Machine Learning, Volatility, and the Interface

Just got back from the NBER Summer Institute. Lots of good stuff happening in the Forecasting and Empirical Methods group. The program, with links to papers, is here.

Lots of room for extensions too. Here's a great example. Consider the interface of the Gu-Kelly-Xiu and Bollerslev-Patton-Quagvleg papers. At first you might think that there is no interface. 

Kelly-Xiu is about using off-the-shelf machine-learning methods to model risk premia in financial markets; that is, to construct portfolios that deliver superior performance. (I had guessed they'd get nothing, but I was massively wrong.) Bollerslev et al. is about predicting realized covariance by exploiting info on past signs (e.g., was yesterday's covariance cross-product pos-pos, neg-neg, pos-neg, or neg-pos?). (They also get tremendous results.)

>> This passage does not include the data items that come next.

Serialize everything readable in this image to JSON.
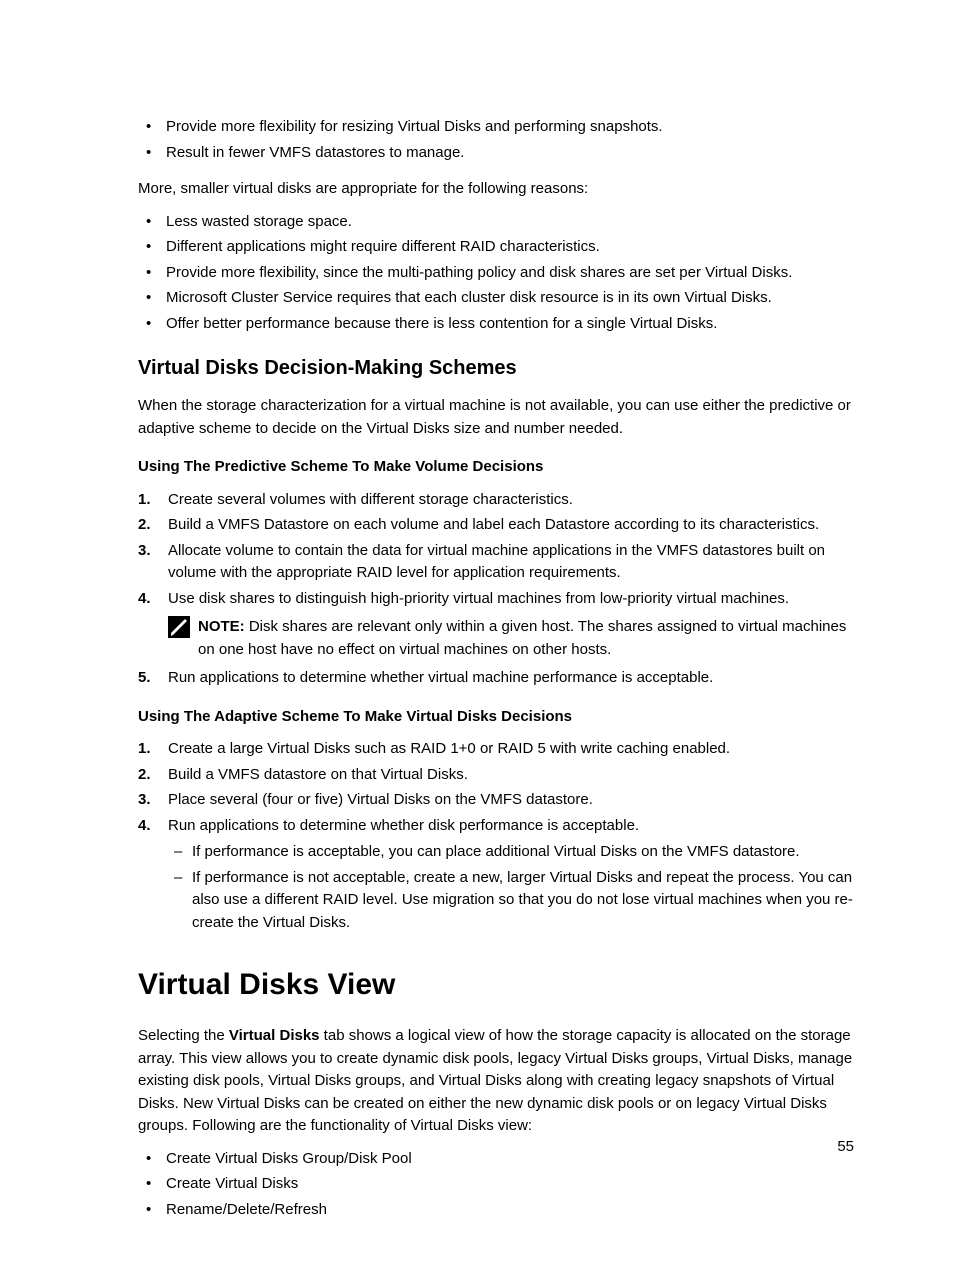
{
  "top_bullets_a": [
    "Provide more flexibility for resizing Virtual Disks and performing snapshots.",
    "Result in fewer VMFS datastores to manage."
  ],
  "para_more_smaller": "More, smaller virtual disks are appropriate for the following reasons:",
  "top_bullets_b": [
    "Less wasted storage space.",
    "Different applications might require different RAID characteristics.",
    "Provide more flexibility, since the multi-pathing policy and disk shares are set per Virtual Disks.",
    "Microsoft Cluster Service requires that each cluster disk resource is in its own Virtual Disks.",
    "Offer better performance because there is less contention for a single Virtual Disks."
  ],
  "h2_schemes": "Virtual Disks Decision-Making Schemes",
  "para_schemes": "When the storage characterization for a virtual machine is not available, you can use either the predictive or adaptive scheme to decide on the Virtual Disks size and number needed.",
  "h3_predictive": "Using The Predictive Scheme To Make Volume Decisions",
  "predictive_steps": [
    "Create several volumes with different storage characteristics.",
    "Build a VMFS Datastore on each volume and label each Datastore according to its characteristics.",
    "Allocate volume to contain the data for virtual machine applications in the VMFS datastores built on volume with the appropriate RAID level for application requirements.",
    "Use disk shares to distinguish high-priority virtual machines from low-priority virtual machines.",
    "Run applications to determine whether virtual machine performance is acceptable."
  ],
  "note_label": "NOTE:",
  "note_text": " Disk shares are relevant only within a given host. The shares assigned to virtual machines on one host have no effect on virtual machines on other hosts.",
  "h3_adaptive": "Using The Adaptive Scheme To Make Virtual Disks Decisions",
  "adaptive_steps": [
    "Create a large Virtual Disks such as RAID 1+0 or RAID 5 with write caching enabled.",
    "Build a VMFS datastore on that Virtual Disks.",
    "Place several (four or five) Virtual Disks on the VMFS datastore.",
    "Run applications to determine whether disk performance is acceptable."
  ],
  "adaptive_sub": [
    "If performance is acceptable, you can place additional Virtual Disks on the VMFS datastore.",
    "If performance is not acceptable, create a new, larger Virtual Disks and repeat the process. You can also use a different RAID level. Use migration so that you do not lose virtual machines when you re-create the Virtual Disks."
  ],
  "h1_view": "Virtual Disks View",
  "view_para_pre": "Selecting the ",
  "view_para_bold": "Virtual Disks",
  "view_para_post": " tab shows a logical view of how the storage capacity is allocated on the storage array. This view allows you to create dynamic disk pools, legacy Virtual Disks groups, Virtual Disks, manage existing disk pools, Virtual Disks groups, and Virtual Disks along with creating legacy snapshots of Virtual Disks. New Virtual Disks can be created on either the new dynamic disk pools or on legacy Virtual Disks groups. Following are the functionality of Virtual Disks view:",
  "view_bullets": [
    "Create Virtual Disks Group/Disk Pool",
    "Create Virtual Disks",
    "Rename/Delete/Refresh"
  ],
  "page_number": "55"
}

But there's actually a big interface.

Note that Kelly-Xiu is about conditional mean dynamics -- uncovering the determinants of expected excess returns. You might expect even better results for derivative assets, as the volatility dynamics that drive options prices may be nonlinear in ways missed by standard volatility models. And that's exactly the flavor of the Bollerslev et al. results -- they find that a tree structure conditioning on sign is massively successful.

But Bollerslev et al. don't do any machine learning. Instead they basically stumble upon their result, guided by their fine intuition. So here's a fascinating issue to explore: Hit the Bollerslev et al. realized covariance data with machine learning (in particular, tree methods like random forests) and see what happens. Does it "discover" the Bollerslev et al. result? If not, why not, and what does it discover? Does it improve upon Bollerslev et al.?